Psychiatrists are finding the superego is not present in serial killers.  It has been destroyed by childhood trauma or simply never developed.  Thus these killers have no conscience, no sense of right or wrong, no feelings of guilt or remorse, and no internal conflict where a moral voice advocates for behavioral control.  There is only unregulated and perverted impulse.  Given this knowledge, we might want to say to Paul his internal struggle is actually an indication of health and well-being.  The mere fact he wants to exercise control over his impulses indicates he is on the right path.

Christian tradition has always made a distinction between penance and mortification – two practices which don’t get a lot of run these days.  Penance is an act of making reparation for one’s sins.  Think of it this way: when you act out on a distorted impulse – say, losing your temper – penance looks like making amends; perhaps asking the forgiveness of those who bore the brunt of your wrath.   Penance is associated with actual behavior.

Mortification, on the other hand, is associated not with actions, but with impulses.  The very word in Latin (which also gives us the word “mortician”) means “to put to death.  In the Christian tradition mortification is a conscious form of self-denial with the aim of subduing distorted impulses (those desires which, if acted out, hurt us or hurt others or draw us away from the love of God).  It is an attempt to strengthen the power of our own will and the power of God’s will in our lives.  The Christian practice of mortification falls within the gamut of self-denial, abstinence, self-imposed poverty, wearing abrasive clothing (such as hair shirts) to the extreme of self-flagellation.

Paul is right, when we want to do good evil is always close at hand.  There simply is no way of escaping it.   God has created us in such a way that the inner voice Freud identified is there to help us navigate these treacherous waters.  At the heart of the Christian faith, at the core of our proclamation, is the truth God loves us and accepts us.  Yes, God desires our perfection.  Yes, God seeks to dispel our inner darkness.  But no, God does not condemn us or forsake us because our impulses do not always conform with God’s holy will.  God comes to us in our weakness and shows us pure love. 

Jesus, seeing how the religious leaders of his day laid it on thick and heavy, Jesus, observing how they sniffed out the inner struggles of the faithful, Jesus, knowing they sought to convert the weakness of good people into self-loathing in order for their own position in the religious hierarchy of the day might be more firm and prominent, made this offer: “Come to me, all you who are weary and carrying heavy burdens, and I will give you rest.  I will not lessen the standards, but neither will I impose artificial burdens of human religion as a means of deliverance from internal struggles.  Take my yoke upon you and learn from me.  I am gentle and humble of heart and in me you will find rest for your weary souls.  My yoke is easy and my burden I light.”
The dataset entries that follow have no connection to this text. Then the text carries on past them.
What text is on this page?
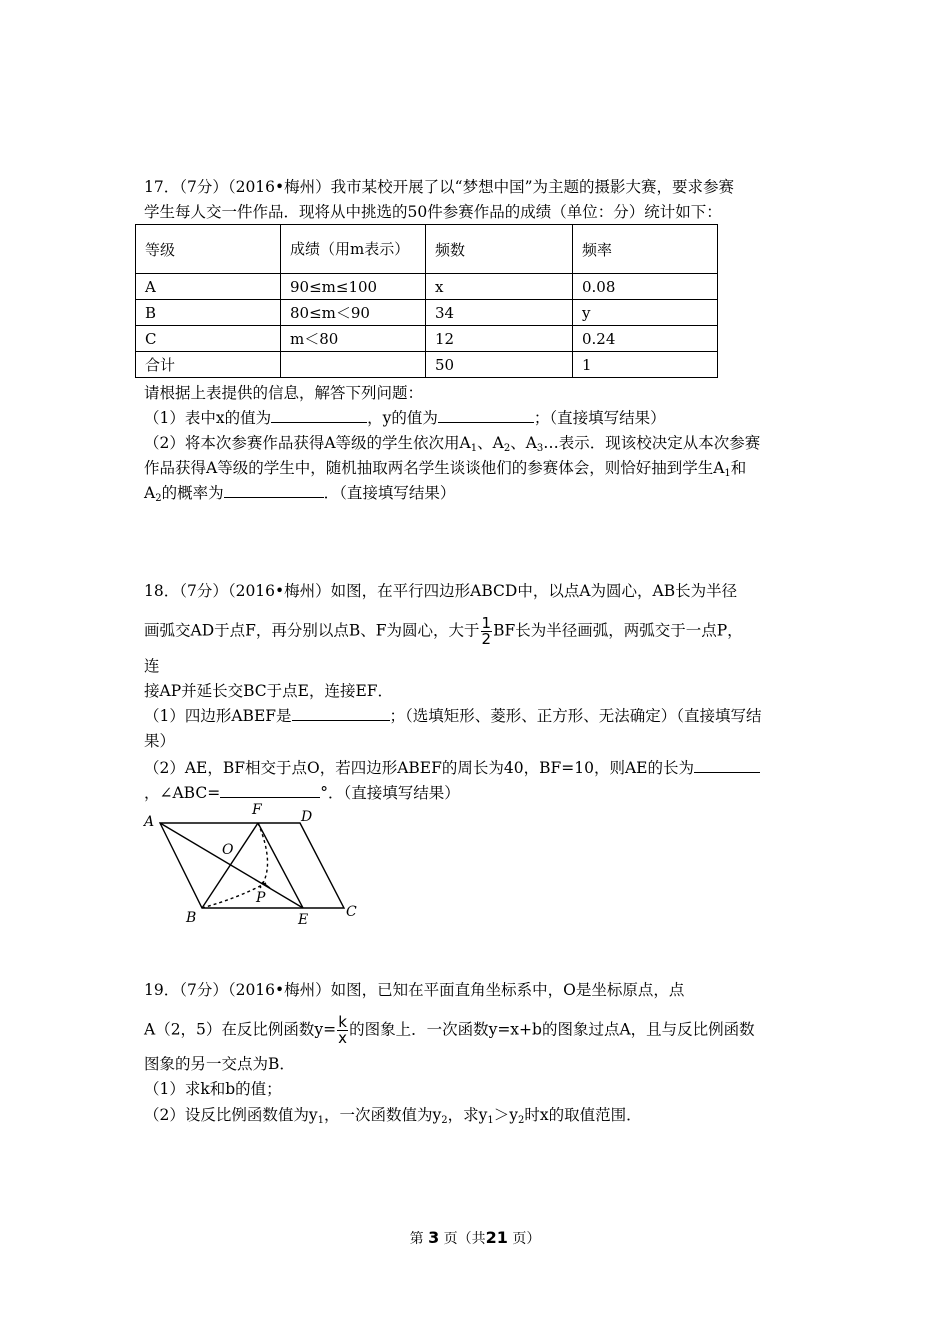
17．（7分）（2016•梅州）我市某校开展了以“梦想中国”为主题的摄影大赛，要求参赛
学生每人交一件作品．现将从中挑选的50件参赛作品的成绩（单位：分）统计如下：
等级	成绩（用m表示）	频数	频率
A	90≤m≤100	x	0.08
B	80≤m＜90	34	y
C	m＜80	12	0.24
合计		50	1
请根据上表提供的信息，解答下列问题：
（1）表中x的值为	，y的值为	；（直接填写结果）
（2）将本次参赛作品获得A等级的学生依次用$A_1$、$A_2$、$A_3\dots$表示．现该校决定从本次参赛
作品获得A等级的学生中，随机抽取两名学生谈谈他们的参赛体会，则恰好抽到学生$A_1$和
$A_2$的概率为	．（直接填写结果）
18．（7分）（2016•梅州）如图，在平行四边形ABCD中，以点A为圆心，AB长为半径
画弧交AD于点F，再分别以点B、F为圆心，大于 $\frac{1}{2}$ BF长为半径画弧，两弧交于一点P，
连
接AP并延长交BC于点E，连接EF．
（1）四边形ABEF是	；（选填矩形、菱形、正方形、无法确定）（直接填写结
果）
（2）AE，BF相交于点O，若四边形ABEF的周长为40，BF=10，则AE的长为
，∠ABC=	°．（直接填写结果）
A
F	D
O
P
B	E	C
19．（7分）（2016•梅州）如图，已知在平面直角坐标系中，O是坐标原点，点
A（2，5）在反比例函数$y= \frac{k}{x}$ 的图象上．一次函数y=x+b的图象过点A，且与反比例函数
图象的另一交点为B．
（1）求k和b的值；
（2）设反比例函数值为$y_1$，一次函数值为$y_2$，求$y_1>y_2$时x的取值范围．
第 3 页（共21 页）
The Christian Church is not a place where hurtful behavior is dismissed without the call to repentance and the command to make amends, but neither is it a place where good people are to be beaten down because inner impulses suggest hurtful actions.  The Church of Jesus Christ calls us to purity of action by providing us with spiritual resources aimed at strengthening will power.  Jesus calls this his “yoke” and in love he offers his yoke to each one of us.